What was Jesus’ resurrection like?

This is what we see in the resurrection of Jesus. The resurrection of Jesus was not a spiritual reincarnation; it was a physical resurrection. The tomb was empty because His physical body had come back to life and walked out of the tomb. The disciples were emboldened because they recognized the man before them as Jesus whom they had seen crucified, not a spirit inhabiting a different physical body. Jesus was able to let the disciples touch His hands and feet and could eat fish and bread with the disciples because He resurrected to a perfected, eternal physical body from His former temporal body.

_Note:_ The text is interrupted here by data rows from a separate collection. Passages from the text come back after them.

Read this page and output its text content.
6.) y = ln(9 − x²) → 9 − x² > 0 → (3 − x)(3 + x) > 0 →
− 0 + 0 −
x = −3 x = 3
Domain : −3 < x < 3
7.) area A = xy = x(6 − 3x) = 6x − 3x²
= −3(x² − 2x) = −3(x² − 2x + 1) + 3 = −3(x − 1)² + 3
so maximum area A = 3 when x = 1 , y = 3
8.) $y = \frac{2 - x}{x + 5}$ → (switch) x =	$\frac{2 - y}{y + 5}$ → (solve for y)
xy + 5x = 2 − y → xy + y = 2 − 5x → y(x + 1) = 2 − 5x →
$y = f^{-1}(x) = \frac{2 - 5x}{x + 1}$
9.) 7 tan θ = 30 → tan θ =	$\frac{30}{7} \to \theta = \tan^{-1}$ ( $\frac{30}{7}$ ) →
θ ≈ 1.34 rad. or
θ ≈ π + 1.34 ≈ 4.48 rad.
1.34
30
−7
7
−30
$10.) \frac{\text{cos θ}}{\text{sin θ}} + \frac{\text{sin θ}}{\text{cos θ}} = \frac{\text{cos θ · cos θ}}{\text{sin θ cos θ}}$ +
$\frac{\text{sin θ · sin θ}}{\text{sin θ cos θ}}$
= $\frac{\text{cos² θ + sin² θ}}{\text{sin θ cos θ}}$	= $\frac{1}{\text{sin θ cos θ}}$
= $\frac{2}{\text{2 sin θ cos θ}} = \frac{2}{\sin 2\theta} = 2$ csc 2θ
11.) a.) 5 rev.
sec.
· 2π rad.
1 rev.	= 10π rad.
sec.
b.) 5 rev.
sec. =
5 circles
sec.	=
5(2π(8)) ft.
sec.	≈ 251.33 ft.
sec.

The resurrection of Jesus was the first-fruits of the resurrection. He died physically and resurrected to the same body physically in its immortal form. Jesus came back to life in the body that had been perfected, no longer subject to disease or death. This is yet another distinction between the resurrection and reincarnation. The reincarnated body will one day die as well, leaving the spirit to move on to yet another body that will one day die. Jesus resurrected to a body that would never again see death.

Paul describes this in 1 Corinthians 15:42-44: “So also is the resurrection of the dead. It is sown a perishable body, it is raised an imperishable body; it is sown in dishonor, it is raised in glory; it is sown in weakness, it is raised in power; it is sown a natural body, it is raised a spiritual body. If there is a natural body, there is also a spiritual body.”  

Praise the Lord that Jesus has physically resurrected, proving He has conquered over death and defeated sin. Because of that, we are able to have salvation and be raised into the newness of life, of life everlasting.